Recall that a derangement is a permutation with no fixed points and let $\mathcal{D}$ be the combinatorial class of derangements. Find the exponential generating function $D(z)$ of $\mathcal{D}$ and a formula for its coefficients $[z^n]D(z)$.
Recalling the cycle notation of permutations we see that
$$\mathcal{D} = SET(CYC_{\ge 1}(Z)),$$
so $D(z) = \exp \big( \log \big(\frac{1}{1-z}\big)-1 \big) = \frac{e^{-z}}{1-z}$. So evaluating the coefficient requires us to multiply the corresponding power series:
\begin{align} e^{-z} \cdot \frac{1}{1-z} = \sum_{n = 0}^\infty \frac{(-z)^n}{n!} \cdot \sum_{n = 0}^\infty z^n = \sum_{n = 0}^\infty \frac{(-z)^n}{n!} \cdot \sum_{n = 0}^\infty n! \frac{z^n}{n!} \end{align}
Now I tried to use the multiplication rule for egfs:
$$ A(z)\cdot B(z) = \sum_{n = 0}^\infty \bigg( \sum_{k=0}^n \binom{n}{k} a_kb_{n-k} \bigg) \frac{z^n}{n!}$$
but this does not yield a good result.

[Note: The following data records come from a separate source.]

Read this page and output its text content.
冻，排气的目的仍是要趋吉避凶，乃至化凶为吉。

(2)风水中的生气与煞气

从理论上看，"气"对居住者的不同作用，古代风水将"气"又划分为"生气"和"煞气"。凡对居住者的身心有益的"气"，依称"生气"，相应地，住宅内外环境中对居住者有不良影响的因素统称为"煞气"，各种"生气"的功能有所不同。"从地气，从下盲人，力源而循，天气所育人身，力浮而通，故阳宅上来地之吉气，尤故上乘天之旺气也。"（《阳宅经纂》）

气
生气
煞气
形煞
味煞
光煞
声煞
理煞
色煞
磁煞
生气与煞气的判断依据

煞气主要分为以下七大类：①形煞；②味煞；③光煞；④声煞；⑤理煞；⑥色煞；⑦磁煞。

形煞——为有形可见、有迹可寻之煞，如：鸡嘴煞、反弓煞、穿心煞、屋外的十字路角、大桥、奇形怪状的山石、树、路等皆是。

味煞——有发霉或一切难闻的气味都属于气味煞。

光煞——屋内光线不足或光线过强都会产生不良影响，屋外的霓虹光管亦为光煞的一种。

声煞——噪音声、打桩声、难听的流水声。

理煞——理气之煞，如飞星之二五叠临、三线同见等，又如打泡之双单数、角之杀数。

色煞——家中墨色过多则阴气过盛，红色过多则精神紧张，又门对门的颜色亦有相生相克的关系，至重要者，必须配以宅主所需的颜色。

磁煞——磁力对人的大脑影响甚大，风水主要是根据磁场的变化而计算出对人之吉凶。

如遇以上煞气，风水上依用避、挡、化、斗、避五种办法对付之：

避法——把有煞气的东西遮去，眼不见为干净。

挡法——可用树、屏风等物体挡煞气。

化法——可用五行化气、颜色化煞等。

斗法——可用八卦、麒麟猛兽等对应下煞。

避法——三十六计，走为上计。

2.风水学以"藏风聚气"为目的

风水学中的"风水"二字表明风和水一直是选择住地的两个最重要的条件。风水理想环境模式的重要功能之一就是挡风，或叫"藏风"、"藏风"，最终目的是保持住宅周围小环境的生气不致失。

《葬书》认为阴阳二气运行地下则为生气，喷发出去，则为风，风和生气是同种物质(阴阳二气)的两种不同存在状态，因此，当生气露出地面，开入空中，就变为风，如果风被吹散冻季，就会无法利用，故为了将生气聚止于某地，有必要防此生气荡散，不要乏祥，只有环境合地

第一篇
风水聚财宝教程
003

Am I missing something?
EDIT:
Here is the final (and correct) computation:
\begin{align} \sum_{n = 0}^\infty \frac{(-z)^n}{n!} \cdot \sum_{n = 0}^\infty n! \frac{z^n}{n!} &= \sum_{n = 0}^\infty \bigg( \sum_{k=0}^n \binom{n}{k} (-1)^k(n-k)! \bigg) \frac{z^n}{n!} \\ &= \sum_{n = 0}^\infty \bigg( \sum_{k=0}^n \frac{n!}{k!} (-1)^k \bigg) \frac{z^n}{n!} \\ &= \sum_{n = 0}^\infty \bigg( n! \sum_{k=0}^n \frac{(-1)^k }{k!} \bigg) \frac{z^n}{n!} \end{align}